Denn mit der Entscheidung über die Reichweite der unionsrechtlichen Bindung des nationalen Gesetzgebers wird zugleich über
die Grenzen der verfassungsgerichtlichen Prüfung am Maßstab des Grundgesetzes befunden. Die Bestimmung der Voraussetzungen
für die Ausübung der eigenen Gerichtsbarkeit und damit die Beantwortung der Frage, ob es das nationale Recht am Maßstab der
Grundrechte des Grundgesetzes misst oder darauf verzichtet, muss im Verhältnis zum vorlegenden Gericht in der Hand des Bundesverfassungsgerichts
verbleiben. Die Entscheidung eines Fachgerichts darüber, ob und inwieweit Unionsrecht im Sinne eines acte-clair dem Gesetzgeber
einen Umsetzungsspielraum belässt, ist daher nicht nur einer Offensichtlichkeitskontrolle durch das Bundesverfassungsgericht
unterworfen. Diesem steht insoweit vielmehr ein weitergehendes Überprüfungsrecht zu (vgl. BVerfG, Beschluss des Ersten Senats
vom 19. Juli 2011 - 1 BvR 1916/09 -, juris, Rn. 90).

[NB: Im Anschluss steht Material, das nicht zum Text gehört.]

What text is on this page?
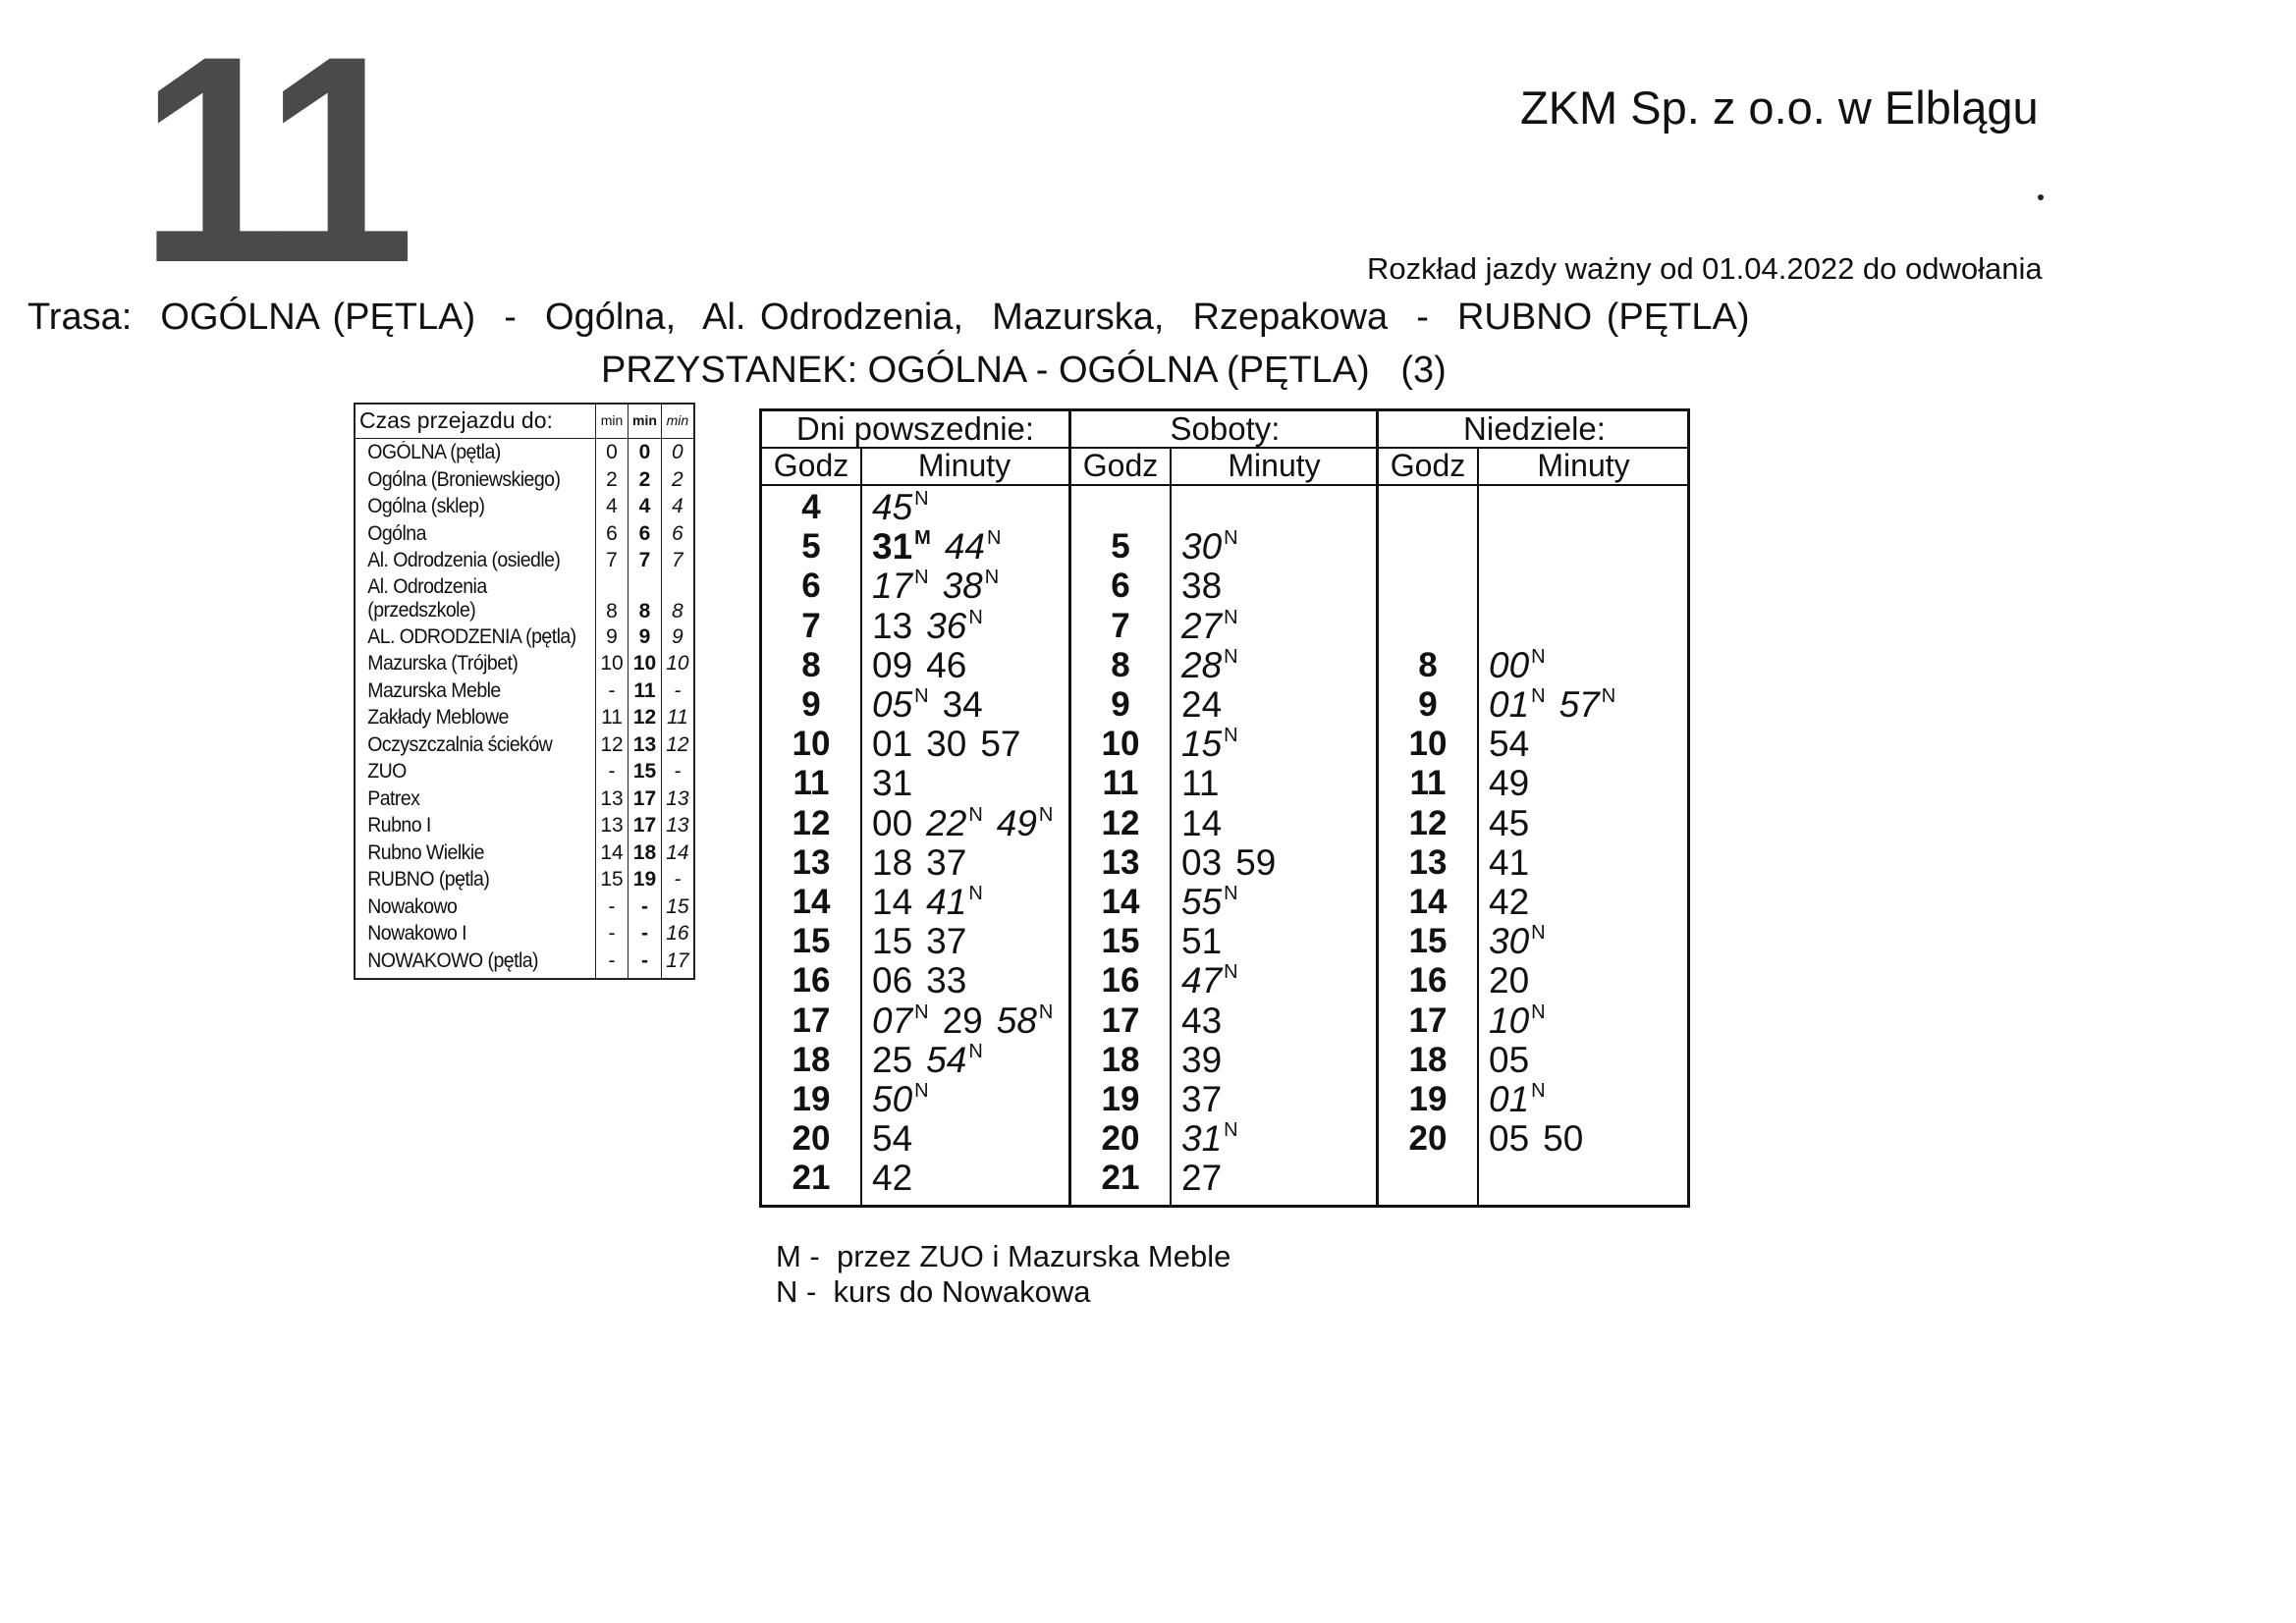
11	ZKM Sp. z o.o. w Elblągu
Rozkład jazdy ważny od 01.04.2022 do odwołania
Trasa:  OGÓLNA (PĘTLA)  -  Ogólna,  Al. Odrodzenia,  Mazurska,  Rzepakowa  -  RUBNO (PĘTLA)
PRZYSTANEK: OGÓLNA - OGÓLNA (PĘTLA)   (3)
Czas przejazdu do:	min	min	min
OGÓLNA (pętla)	0	0	0
Ogólna (Broniewskiego)	2	2	2
Ogólna (sklep)	4	4	4
Ogólna	6	6	6
Al. Odrodzenia (osiedle)	7	7	7
Al. Odrodzenia (przedszkole)	8	8	8
AL. ODRODZENIA (pętla)	9	9	9
Mazurska (Trójbet)	10	10	10
Mazurska Meble	-	11	-
Zakłady Meblowe	11	12	11
Oczyszczalnia ścieków	12	13	12
ZUO	-	15	-
Patrex	13	17	13
Rubno I	13	17	13
Rubno Wielkie	14	18	14
RUBNO (pętla)	15	19	-
Nowakowo	-	-	15
Nowakowo I	-	-	16
NOWAKOWO (pętla)	-	-	17
Dni powszednie:
Godz	Minuty
4	45 $^N$
5	31 $^M$ 44 $^N$
6	17 $^N$ 38 $^N$
7	13 36 $^N$
8	09 46
9	05 $^N$ 34
10	01 30 57
11	31
12	00 22 $^N$ 49 $^N$
13	18 37
14	14 41 $^N$
15	15 37
16	06 33
17	07 $^N$ 29 58 $^N$
18	25 54 $^N$
19	50 $^N$
20	54
21	42
Soboty:
Godz	Minuty
5	30 $^N$
6	38
7	27 $^N$
8	28 $^N$
9	24
10	15 $^N$
11	11
12	14
13	03 59
14	55 $^N$
15	51
16	47 $^N$
17	43
18	39
19	37
20	31 $^N$
21	27
Niedziele:
Godz	Minuty
8	00 $^N$
9	01 $^N$ 57 $^N$
10	54
11	49
12	45
13	41
14	42
15	30 $^N$
16	20
17	10 $^N$
18	05
19	01 $^N$
20	05 50
M -  przez ZUO i Mazurska Meble
N -  kurs do Nowakowa
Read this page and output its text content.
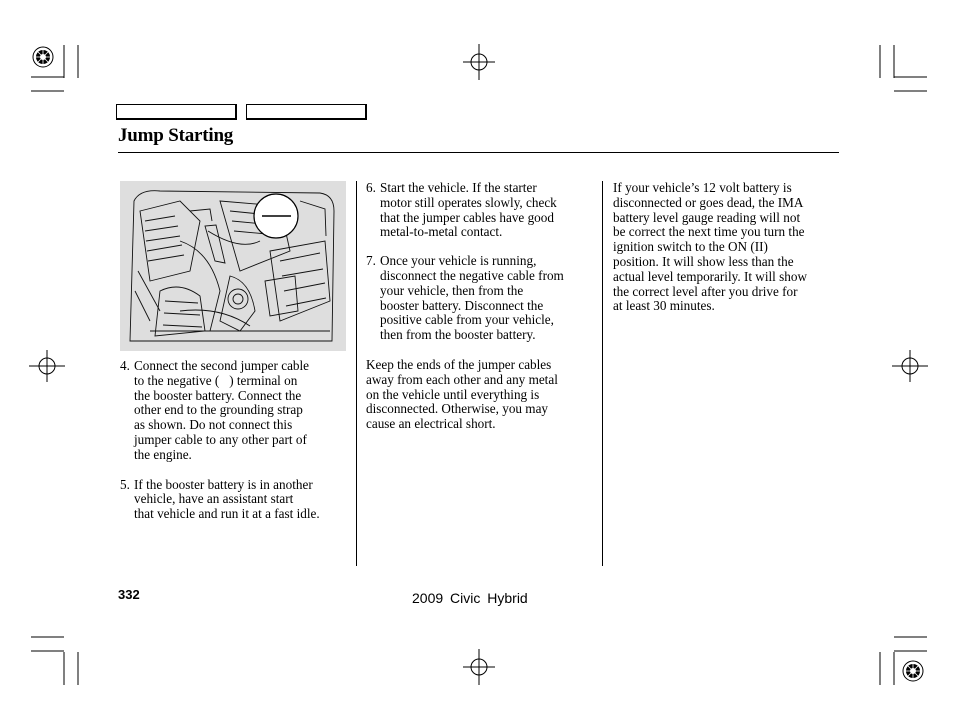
Jump Starting
4. Connect the second jumper cable
to the negative (   ) terminal on
the booster battery. Connect the
other end to the grounding strap
as shown. Do not connect this
jumper cable to any other part of
the engine.
5. If the booster battery is in another
vehicle, have an assistant start
that vehicle and run it at a fast idle.
6. Start the vehicle. If the starter
motor still operates slowly, check
that the jumper cables have good
metal-to-metal contact.
7. Once your vehicle is running,
disconnect the negative cable from
your vehicle, then from the
booster battery. Disconnect the
positive cable from your vehicle,
then from the booster battery.
Keep the ends of the jumper cables
away from each other and any metal
on the vehicle until everything is
disconnected. Otherwise, you may
cause an electrical short.
If your vehicle’s 12 volt battery is
disconnected or goes dead, the IMA
battery level gauge reading will not
be correct the next time you turn the
ignition switch to the ON (II)
position. It will show less than the
actual level temporarily. It will show
the correct level after you drive for
at least 30 minutes.
332	2009 Civic Hybrid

Andernfalls hätte es das Fachgericht in der Hand, auch mit einer nicht
überzeugend begründeten Annahme eines dem nationalen Gesetzgeber verbleibenden Umsetzungsspielraums eine inhaltliche Prüfung
durch das Bundesverfassungsgericht zu veranlassen, sofern sie sich nur nicht als offensichtlich unhaltbar erweist.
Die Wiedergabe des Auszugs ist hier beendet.